In der heutigen Zeit kann man nahezu überall mit dem Laptop bzw. Notebook und einer Laptop bzw. Notebook Karte oder einem Surf-Stick problemlos mobil ins Internet gelangen. Damit sind die mobilen Zugangsmöglichkeiten aber noch lange nicht ausgeschöpft. Selbstverständlich kann ein Internetzugang heutzutage auch über das Handy erfolgen. Voraussetzung dafür ist zuerst einmal ein internetfähiges Mobiltelefon. Es existieren mehrere technische Varianten, mit denen die Internetnutzung mit dem Handy zustande kommen kann. Zu den bekanntesten und gängigsten Techniken bezüglich des mobilen Internetempfanges zählen UMTS und WLAN.
Eine mobile Flatrate für das Handy lohnt sich grundsätzlich für alle Arten von Usern. Vorab sollten jedoch umfassende Informationen bzgl. der unterschiedlichen Anbieter eingeholt werden. Es gibt bereits Flatrates, die keine Daten- und Zeitvolumenbegrenzungen haben. Auch gilt es zwischen den Geschwindigkeiten zu unterscheiden.

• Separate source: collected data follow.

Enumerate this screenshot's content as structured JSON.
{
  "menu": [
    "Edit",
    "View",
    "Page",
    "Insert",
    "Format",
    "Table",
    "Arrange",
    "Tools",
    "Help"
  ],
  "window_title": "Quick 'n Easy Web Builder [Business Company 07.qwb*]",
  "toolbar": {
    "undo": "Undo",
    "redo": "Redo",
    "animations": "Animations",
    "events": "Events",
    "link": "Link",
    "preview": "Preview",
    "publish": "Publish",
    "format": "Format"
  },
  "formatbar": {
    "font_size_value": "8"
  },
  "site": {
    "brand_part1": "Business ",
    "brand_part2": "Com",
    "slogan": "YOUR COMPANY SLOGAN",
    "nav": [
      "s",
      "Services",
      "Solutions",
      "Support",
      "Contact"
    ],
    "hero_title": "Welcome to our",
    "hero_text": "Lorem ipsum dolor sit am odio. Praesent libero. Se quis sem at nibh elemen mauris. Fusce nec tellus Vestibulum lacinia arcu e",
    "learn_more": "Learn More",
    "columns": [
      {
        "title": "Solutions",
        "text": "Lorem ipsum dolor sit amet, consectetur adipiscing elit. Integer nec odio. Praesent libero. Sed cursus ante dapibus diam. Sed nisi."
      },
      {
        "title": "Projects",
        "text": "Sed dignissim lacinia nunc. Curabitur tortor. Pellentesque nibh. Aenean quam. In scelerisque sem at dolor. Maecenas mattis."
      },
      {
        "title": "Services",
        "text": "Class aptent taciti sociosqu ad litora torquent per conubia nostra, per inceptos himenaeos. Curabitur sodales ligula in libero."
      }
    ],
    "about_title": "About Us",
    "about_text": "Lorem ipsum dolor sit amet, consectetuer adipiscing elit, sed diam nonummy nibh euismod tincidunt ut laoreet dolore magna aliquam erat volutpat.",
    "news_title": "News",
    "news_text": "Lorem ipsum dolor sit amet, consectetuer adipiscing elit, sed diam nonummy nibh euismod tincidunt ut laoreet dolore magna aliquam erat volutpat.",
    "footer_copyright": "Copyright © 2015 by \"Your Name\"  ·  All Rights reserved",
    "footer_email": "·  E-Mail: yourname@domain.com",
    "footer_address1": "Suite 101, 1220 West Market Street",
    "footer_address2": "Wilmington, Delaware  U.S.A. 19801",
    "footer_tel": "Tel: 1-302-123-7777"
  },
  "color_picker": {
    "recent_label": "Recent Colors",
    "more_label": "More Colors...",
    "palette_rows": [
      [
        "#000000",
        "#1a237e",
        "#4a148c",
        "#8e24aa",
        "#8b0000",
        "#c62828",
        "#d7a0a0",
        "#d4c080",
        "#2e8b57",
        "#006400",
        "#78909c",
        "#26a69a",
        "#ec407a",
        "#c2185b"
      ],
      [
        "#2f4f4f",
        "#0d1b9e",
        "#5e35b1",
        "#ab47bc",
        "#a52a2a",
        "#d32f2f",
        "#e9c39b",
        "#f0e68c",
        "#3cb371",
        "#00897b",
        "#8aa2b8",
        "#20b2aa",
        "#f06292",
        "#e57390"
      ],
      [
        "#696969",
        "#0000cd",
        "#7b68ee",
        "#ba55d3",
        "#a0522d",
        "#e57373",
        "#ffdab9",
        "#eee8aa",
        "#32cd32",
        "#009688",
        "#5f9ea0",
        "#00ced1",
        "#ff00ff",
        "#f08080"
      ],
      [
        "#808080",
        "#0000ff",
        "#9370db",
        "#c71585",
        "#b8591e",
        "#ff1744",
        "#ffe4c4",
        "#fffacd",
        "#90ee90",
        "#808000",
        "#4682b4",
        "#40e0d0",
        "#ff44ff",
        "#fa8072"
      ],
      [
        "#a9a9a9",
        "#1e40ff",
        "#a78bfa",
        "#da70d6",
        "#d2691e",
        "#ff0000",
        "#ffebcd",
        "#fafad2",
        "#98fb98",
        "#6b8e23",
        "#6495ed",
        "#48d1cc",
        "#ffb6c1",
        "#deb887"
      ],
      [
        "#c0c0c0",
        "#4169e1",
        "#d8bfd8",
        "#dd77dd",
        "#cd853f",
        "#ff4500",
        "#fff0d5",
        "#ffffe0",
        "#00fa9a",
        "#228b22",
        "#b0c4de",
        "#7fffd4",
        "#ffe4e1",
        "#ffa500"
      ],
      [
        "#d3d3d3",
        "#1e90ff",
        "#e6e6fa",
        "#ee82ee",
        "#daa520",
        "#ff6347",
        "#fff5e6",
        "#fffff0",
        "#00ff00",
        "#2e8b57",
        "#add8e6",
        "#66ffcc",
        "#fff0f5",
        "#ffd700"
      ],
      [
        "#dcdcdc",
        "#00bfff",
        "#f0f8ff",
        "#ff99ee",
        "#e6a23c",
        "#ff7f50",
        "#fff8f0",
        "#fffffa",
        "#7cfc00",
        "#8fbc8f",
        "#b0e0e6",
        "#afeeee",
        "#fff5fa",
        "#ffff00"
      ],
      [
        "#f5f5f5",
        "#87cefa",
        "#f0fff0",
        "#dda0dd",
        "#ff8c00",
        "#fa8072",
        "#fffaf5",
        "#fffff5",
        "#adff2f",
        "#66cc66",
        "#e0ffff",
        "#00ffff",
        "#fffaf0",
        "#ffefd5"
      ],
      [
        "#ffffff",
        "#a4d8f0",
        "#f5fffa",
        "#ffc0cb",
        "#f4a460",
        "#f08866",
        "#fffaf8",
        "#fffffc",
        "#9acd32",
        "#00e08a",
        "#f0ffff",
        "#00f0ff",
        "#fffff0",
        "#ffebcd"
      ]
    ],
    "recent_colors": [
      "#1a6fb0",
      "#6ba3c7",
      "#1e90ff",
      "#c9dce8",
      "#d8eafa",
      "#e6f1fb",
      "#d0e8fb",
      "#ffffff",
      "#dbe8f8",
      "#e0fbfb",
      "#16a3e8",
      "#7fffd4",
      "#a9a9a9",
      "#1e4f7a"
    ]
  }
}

Der Mobilfunkstandard UMTS (Universal Mobile Telecommunications Systems) schafft es, schnelle Datenübertragungsraten von bis zu 7,2 Mbit pro Sekunde zu ermöglichen. Aufgrund dieser Geschwindigkeiten ist der E-Mail-Verkehr per Handy genauso schnell durchführbar, wie der tadellose Empfang von Internetseiten oder gar Videoclips.
Eine weitere Möglichkeit bietet das Wireless Local Area Network – kurz W-LAN. Mittels W-LAN können Daten aus dem World Wide Web ohne Kabel übertragen werden. Es handelt sich hierbei also im weitesten Sinne um ein lokales Funknetz. Damit dies jedoch technisch funktioniert, muss sich in der Nähe des Handys immer eine Basisstation (beispielsweise ein T-Spot) befinden.
Eine Weiterentwicklung von UMTS stellt der sogenannte High Speed Packet Access (HSPA) dar, mit dem im Downloadbereich 28 Mbit/s bis 84 Mbit/s erreicht werden können. Diese extremen Geschwindigkeiten bieten sich für datenintensive Anwendungen besonders an. Hierzu zählt beispielsweise auch das IP TV.